David uses the yearly anointing of the high priest as his illustration of the blessings of unity. Once a year the specially formulated oil of blessing would be poured over the head of the high priest, symbolizing God’s blessings flowing down over the representative of God’s connection to the people. This act also expressed unity – unity between God and his people. The visual of the oil running down Aaron’s face and through his beard and down onto his robes is a reminder of the abundance of God’s blessings on the faithful.

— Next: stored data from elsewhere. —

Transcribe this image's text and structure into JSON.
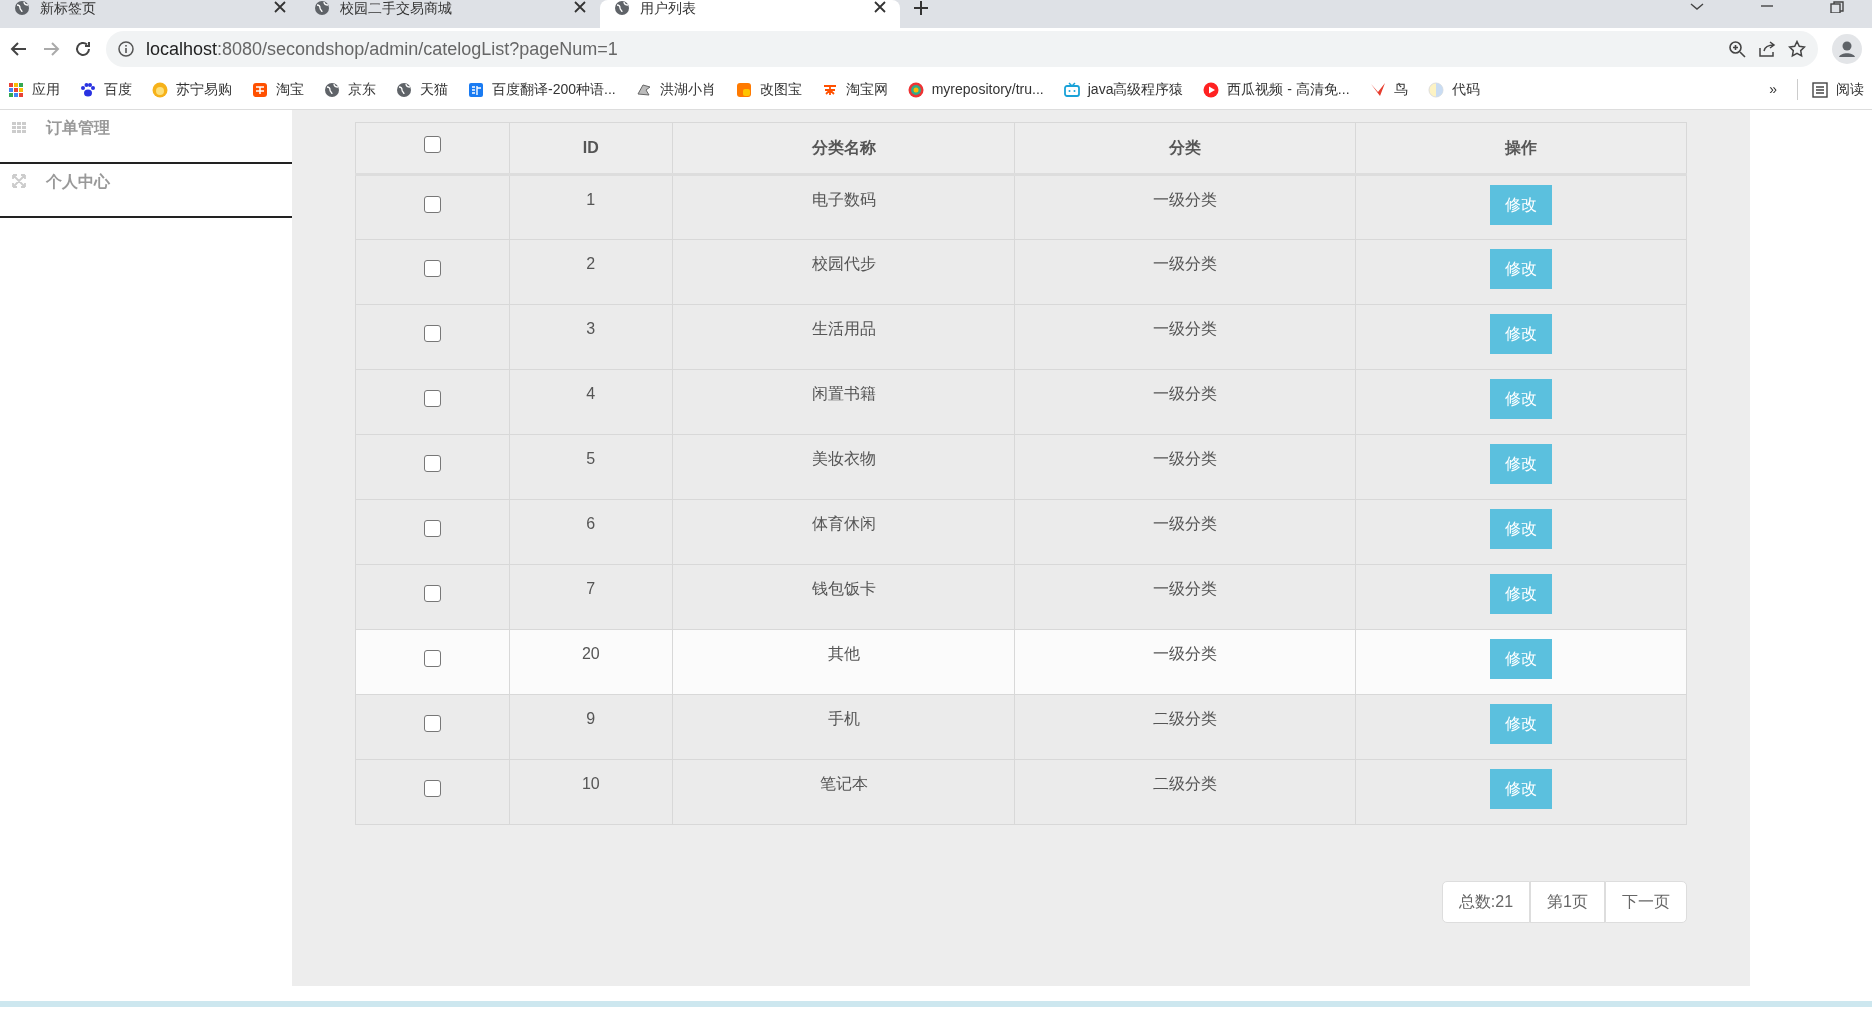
{
  "browser": {
    "tabs": [
      {
        "title": "新标签页",
        "selected": false
      },
      {
        "title": "校园二手交易商城",
        "selected": false
      },
      {
        "title": "用户列表",
        "selected": true
      }
    ],
    "address": {
      "host": "localhost",
      "rest": ":8080/secondshop/admin/catelogList?pageNum=1"
    },
    "bookmarks": [
      "应用",
      "百度",
      "苏宁易购",
      "淘宝",
      "京东",
      "天猫",
      "百度翻译-200种语...",
      "洪湖小肖",
      "改图宝",
      "淘宝网",
      "myrepository/tru...",
      "java高级程序猿",
      "西瓜视频 - 高清免...",
      "鸟",
      "代码"
    ],
    "more": "»",
    "reading_list": "阅读"
  },
  "sidebar": {
    "items": [
      "订单管理",
      "个人中心"
    ]
  },
  "table": {
    "columns": [
      "ID",
      "分类名称",
      "分类",
      "操作"
    ],
    "header_checked": false,
    "rows": [
      {
        "checked": false,
        "highlighted": false,
        "id": "1",
        "name": "电子数码",
        "level": "一级分类",
        "action": "修改"
      },
      {
        "checked": false,
        "highlighted": false,
        "id": "2",
        "name": "校园代步",
        "level": "一级分类",
        "action": "修改"
      },
      {
        "checked": false,
        "highlighted": false,
        "id": "3",
        "name": "生活用品",
        "level": "一级分类",
        "action": "修改"
      },
      {
        "checked": false,
        "highlighted": false,
        "id": "4",
        "name": "闲置书籍",
        "level": "一级分类",
        "action": "修改"
      },
      {
        "checked": false,
        "highlighted": false,
        "id": "5",
        "name": "美妆衣物",
        "level": "一级分类",
        "action": "修改"
      },
      {
        "checked": false,
        "highlighted": false,
        "id": "6",
        "name": "体育休闲",
        "level": "一级分类",
        "action": "修改"
      },
      {
        "checked": false,
        "highlighted": false,
        "id": "7",
        "name": "钱包饭卡",
        "level": "一级分类",
        "action": "修改"
      },
      {
        "checked": false,
        "highlighted": true,
        "id": "20",
        "name": "其他",
        "level": "一级分类",
        "action": "修改"
      },
      {
        "checked": false,
        "highlighted": false,
        "id": "9",
        "name": "手机",
        "level": "二级分类",
        "action": "修改"
      },
      {
        "checked": false,
        "highlighted": false,
        "id": "10",
        "name": "笔记本",
        "level": "二级分类",
        "action": "修改"
      }
    ]
  },
  "pagination": [
    "总数:21",
    "第1页",
    "下一页"
  ]
}
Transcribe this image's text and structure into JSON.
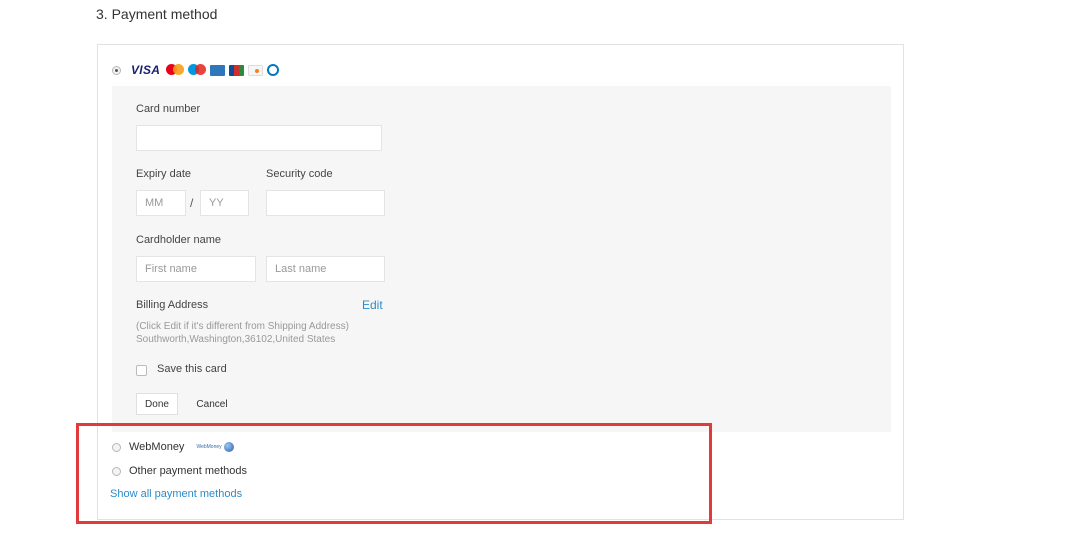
{
  "section": {
    "title": "3. Payment method"
  },
  "card_option": {
    "selected": true,
    "logos": [
      "VISA",
      "mastercard-icon",
      "maestro-icon",
      "amex-icon",
      "jcb-icon",
      "discover-icon",
      "diners-icon"
    ],
    "visa_label": "VISA"
  },
  "form": {
    "card_number_label": "Card number",
    "card_number_value": "",
    "expiry_label": "Expiry date",
    "expiry_month_placeholder": "MM",
    "expiry_separator": "/",
    "expiry_year_placeholder": "YY",
    "security_code_label": "Security code",
    "security_code_value": "",
    "cardholder_label": "Cardholder name",
    "first_name_placeholder": "First name",
    "last_name_placeholder": "Last name",
    "billing_label": "Billing Address",
    "edit_label": "Edit",
    "billing_hint": "(Click Edit if it's different from Shipping Address)",
    "billing_address": "Southworth,Washington,36102,United States",
    "save_card_label": "Save this card",
    "save_card_checked": false,
    "done_label": "Done",
    "cancel_label": "Cancel"
  },
  "alternatives": {
    "webmoney_label": "WebMoney",
    "webmoney_logo_text": "WebMoney",
    "other_label": "Other payment methods",
    "show_all_label": "Show all payment methods"
  },
  "colors": {
    "link": "#2e8bc9",
    "highlight": "#e03a3a",
    "form_bg": "#f6f6f6"
  }
}
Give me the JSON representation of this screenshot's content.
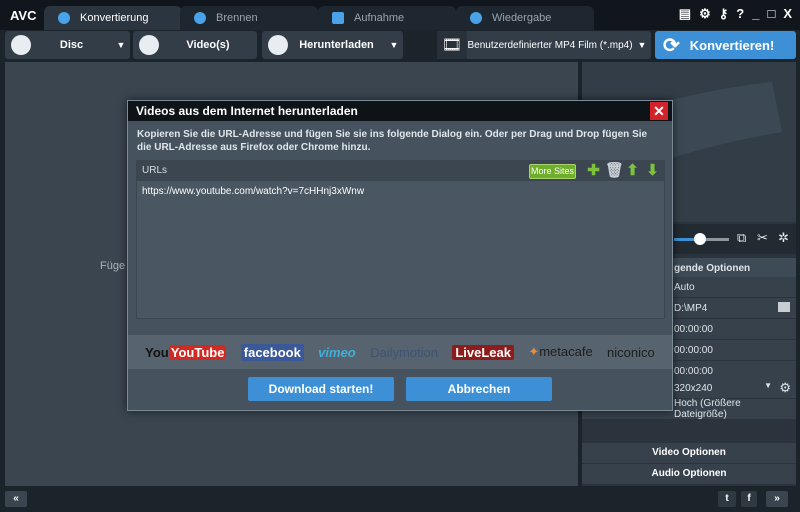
{
  "app": {
    "logo": "AVC"
  },
  "tabs": [
    {
      "label": "Konvertierung",
      "active": true
    },
    {
      "label": "Brennen"
    },
    {
      "label": "Aufnahme"
    },
    {
      "label": "Wiedergabe"
    }
  ],
  "window_icons": {
    "help": "?",
    "minimize": "_",
    "maximize": "□",
    "close": "X"
  },
  "toolbar": {
    "disc": "Disc",
    "videos": "Video(s)",
    "download": "Herunterladen",
    "format": "Benutzerdefinierter MP4 Film (*.mp4)",
    "convert": "Konvertieren!"
  },
  "main": {
    "hint": "Füge"
  },
  "right_panel": {
    "header": "gende Optionen",
    "rows": [
      "Auto",
      "D:\\MP4",
      "00:00:00",
      "00:00:00",
      "00:00:00",
      "320x240",
      "Hoch (Größere Dateigröße)"
    ],
    "video_options": "Video Optionen",
    "audio_options": "Audio Optionen",
    "slider_value": 0.45
  },
  "bottom": {
    "left": "«",
    "right": "»"
  },
  "dialog": {
    "title": "Videos aus dem Internet herunterladen",
    "close": "✕",
    "description": "Kopieren Sie die URL-Adresse und fügen Sie sie ins folgende Dialog ein. Oder per Drag und Drop fügen Sie die URL-Adresse aus Firefox oder Chrome hinzu.",
    "urls_label": "URLs",
    "more_sites": "More Sites",
    "url": "https://www.youtube.com/watch?v=7cHHnj3xWnw",
    "sites": [
      "YouTube",
      "facebook",
      "vimeo",
      "Dailymotion",
      "LiveLeak",
      "metacafe",
      "niconico"
    ],
    "start": "Download starten!",
    "cancel": "Abbrechen"
  },
  "colors": {
    "accent": "#3e90d6",
    "close": "#d2232a",
    "green": "#6fae2b"
  }
}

The Psalm closes with “there the Lord bestows his blessing, even life forevermore”. “There” are the places of unity and harmony. In and through the community of faith is where we find “life forevermore”. So this day and every day may we each do our part to build up the unity of the body of Christ, experiencing God’s blessings and favor as we do so.

Prayer: Lord, it is so good and pleasant when we gather in worship and fellowship to praise your name and to serve one another. Build up our love for one another, raise up a humble servant’s heart in each of us. In all we do and say, together may we bring you the glory and honor. Amen.